The campaign is an important step forward. However, the Belarusian campaign against stereotypes and myths does not do enough. In particular, the approach is lacking in gender-sensitive strategies. Women and girls face the greatest challenges as they are biologically more vulnerable to HIV and as the Belarusian society is still guided by double standards regarding the sexuality of men and women.
Women: new victims of HIV in Belarus
The stigma partly stems from the assumption that most HIV-infected people are injecting drug users. This, in fact, is no longer true in Belarus where around 2004 sexual intercourse has overtaken drug use as the prevalent method of HIV transmission. In 2011, 76,1% of the new HIV infections were sexually transmitted.
Injecting drug users were about 80% male, whereas sexual transmission is just as likely to occur to women. As a result, HIV increasingly affects women. If in the past women comprised 39.2% of all HIV-positive people; in 2010 and 2011 women accounted for 47-48% of new infections, according to Positive Movement, a partner of UNAIDS in Belarus.
In fact, women in Belarus are particularly vulnerable to sexual transmission of HIV because of duress and violence regarding the use of contraception and reproductive health. According to sociological studies, 4 out of 5 Belarusian women experience psychological or physical violence.
In 2011, HIV-infected mothers gave birth to 1980 children; 198 children were confirmed to be HIV-positive. The area of vertical (mother-to-child) HIV transmission is where the highest progress was achieved in Belarus and the post-Soviet states.
This number could be even lower, as drugs are available to minimise the dangers of infection. However, Belarusian health care professionals lack clinical protocols or specialised knowledge on the prevention of HIV transmission from pregnant mothers to children.
According Positive Movement, HIV-infected women face particularly acute prejudice and humiliation due to the absence of gender-sensitive approach in treatment of HIV-infective patients. In the programmes on reproductive and sexual health, no special treatment is reserved for female drug users, which is probably why women drug users are less likely than men to resort to programmes of HIV-prevention.
Women drug-users who have children are also affected by the implementation of Decree No. 18 “On the additional measures of state protection of children in problem families”. The decree imposes nearly impossible conditions on the women who hope to retain custody of their children and at the same time provides no help in fulfilling these conditions.

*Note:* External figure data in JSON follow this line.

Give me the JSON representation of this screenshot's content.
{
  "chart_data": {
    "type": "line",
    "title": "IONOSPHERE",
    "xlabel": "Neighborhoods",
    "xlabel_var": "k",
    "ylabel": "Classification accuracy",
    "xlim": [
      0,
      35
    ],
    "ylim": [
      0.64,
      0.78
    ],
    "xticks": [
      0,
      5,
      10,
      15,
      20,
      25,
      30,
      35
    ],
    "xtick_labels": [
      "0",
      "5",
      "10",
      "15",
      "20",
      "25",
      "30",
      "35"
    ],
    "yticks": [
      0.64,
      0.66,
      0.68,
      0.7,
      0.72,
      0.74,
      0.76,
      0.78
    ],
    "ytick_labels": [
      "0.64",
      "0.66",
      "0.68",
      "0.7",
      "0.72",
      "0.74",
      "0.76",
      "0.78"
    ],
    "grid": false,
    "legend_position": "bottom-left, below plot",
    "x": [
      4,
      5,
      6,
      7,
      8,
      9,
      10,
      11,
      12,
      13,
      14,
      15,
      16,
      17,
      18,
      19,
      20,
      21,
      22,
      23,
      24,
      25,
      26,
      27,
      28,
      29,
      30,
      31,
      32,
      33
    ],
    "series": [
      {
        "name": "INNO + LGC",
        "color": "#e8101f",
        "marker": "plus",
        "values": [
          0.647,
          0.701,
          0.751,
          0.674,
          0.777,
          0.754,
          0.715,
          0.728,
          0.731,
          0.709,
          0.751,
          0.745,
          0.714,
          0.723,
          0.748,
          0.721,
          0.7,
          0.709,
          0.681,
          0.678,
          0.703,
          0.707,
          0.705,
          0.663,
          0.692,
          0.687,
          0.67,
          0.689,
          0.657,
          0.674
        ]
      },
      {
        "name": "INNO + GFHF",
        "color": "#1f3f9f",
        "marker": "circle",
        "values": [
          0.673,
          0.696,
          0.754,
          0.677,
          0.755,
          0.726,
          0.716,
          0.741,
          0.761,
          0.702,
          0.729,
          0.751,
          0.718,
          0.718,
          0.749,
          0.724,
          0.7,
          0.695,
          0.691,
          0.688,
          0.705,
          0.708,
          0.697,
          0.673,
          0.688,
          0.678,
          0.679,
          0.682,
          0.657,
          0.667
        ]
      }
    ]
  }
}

Developing a humane approach to fighting the disease
It is important to acknowledge some progress in addressing the problem. In August 2012 HIV-positive people in several cities were able to get free condoms, and since 2009 HIV testing can be conducted anonymously. Furthermore, а campaign to rebrand HIV and AIDS and disband some popular stereotypes about the disease is underway. I
n 2008 the Ministry of Education with UNESCO involvement adopted a concept for HIV prevention in educational institutions and reported an increase in the percentage of schools providing HIV prevention education from 80% to 86%. In comparison to Ukraine and Russia, the prevalence of the HIV epidemic in the general population is low in Belarus.
However, a lot more remains to be done. First of all, it is important to design laws that will prevent stigmatisation of the HIV-infected people and encourage injection drug users, a risk category for HIV infection, to undergo treatment and rehabilitation.
Second, a gender-sensitive approach to injection drug users and HIV-infected women is long overdue. HIV-infected women are particularly vulnerable to discrimination and stigmatisation, including due to the implementation of Decree No. 18.
Third, education and training of the police, state officials, and health personnel is crucial to address the stigma and encourage people to seek treatment Doctors need to be educated about the transmission of AIDS from mothers to children and prepared for addressing the needs of pregnant women drug-users.
All of these goals can be easily accomplished, if the government recognises the problem and musters the will to resolve it.